LLMs are the same. Not broken when they confabulate. Working exactly as designed – generating the most probable continuation of the token sequence. If that requires inventing a reasoning chain, so be it.
A Testing Framework You Can Use Today
Stop trying to prevent confabulation. Start detecting it.
Layer 1: Structural checks (30 seconds)
- Does the answer contain specific, verifiable claims?
- Can you extract those claims as standalone statements?
- Do the reasoning steps contain actual information or just connecting phrases?
Layer 2: Adversarial prompting (2 minutes)
- Ask the same question with a subtle false premise embedded. Does the model correct you or go along?
- Request the opposite conclusion. Does the reasoning flip, or does the model hold its ground with consistent evidence?
Layer 3: Confidence calibration (ongoing)
- Build a reference set: tasks where you know the ground truth.
- Track when confabulated answers feel confident vs when they actually are.
- You’re learning to read the model’s tells, just like learning to read human confabulation.
Can You Trust This Article?
I’ve cited sources. Linked research. But how do you know I’m not confabulating my interpretation?
You don’t. Not without checking the primary sources.
Real lesson: coherent explanations are not evidence of understanding. LLMs make this visible by doing it at scale, but humans have the same limitation.
Every explanation is potentially a confabulation. The question isn’t whether to trust it – it’s how to verify it independently.
Test Your Prompts Right Now
Take your three most common LLM prompts. Run them through the answer-first test: ask for the conclusion before the reasoning.
Compare the outputs. If the reasoning-first version gives a different answer, you’ve been getting confabulated responses and didn’t know it.
The split-brain patient never discovers their confabulation from the inside. Neither do you, and neither does the model. The only way out is external verification.
Start testing. Your prompts are probably lying to you.
FAQ
Is confabulation the same as hallucination in LLMs?
No.

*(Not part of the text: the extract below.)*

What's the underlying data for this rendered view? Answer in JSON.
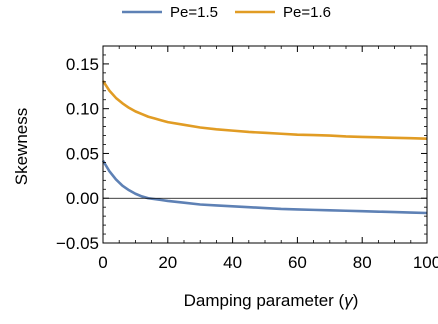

Hallucination implies false sensory experience – seeing something that isn’t there. Confabulation is creating explanations to fill gaps. LLMs don’t have sensory experiences, so “hallucination” is the wrong word. They confabulate: generate plausible text to maintain narrative coherence, exactly like split-brain patients.
How can I tell if an LLM is confabulating versus giving accurate reasoning?
Three quick tests. (1) Ask for the answer first, then reasoning – if they differ from reasoning-first, confabulation is likely. (2) Embed a subtle false premise; if the model incorporates it without pushback, that’s motivated reasoning. (3) Check specificity: real reasoning includes verifiable intermediate steps (actual numbers, specific constraints); confabulation uses generic connecting phrases (“let’s consider,” “we can see that”).
The brutal truth: you often can’t tell from coherence alone. Confabulated text frequently sounds MORE convincing because it’s optimized for narrative flow. A 2024 ACL paper (arXiv:2406.04175) found LLM confabulations display higher narrativity and semantic coherence than truthful outputs. External verification is the only reliable method.
Does this mean we shouldn’t use chain-of-thought prompting?
Use it strategically. Chain-of-thought helps on novel problem-solving where you can verify each step – complex math, logic puzzles, multi-stage planning. Skip it for factual recall, questions about people or citations, and anywhere you can’t independently verify the reasoning. Extended thinking modes generate thousands of tokens, creating more opportunities for inhibition circuits to fail. Recent Anthropic research (January 2025) shows models can fake reasoning that looks faithful but isn’t. Reserve chain-of-thought for tasks where the intermediate steps are themselves checkable, and always verify the final answer against ground truth rather than trusting the reasoning trace.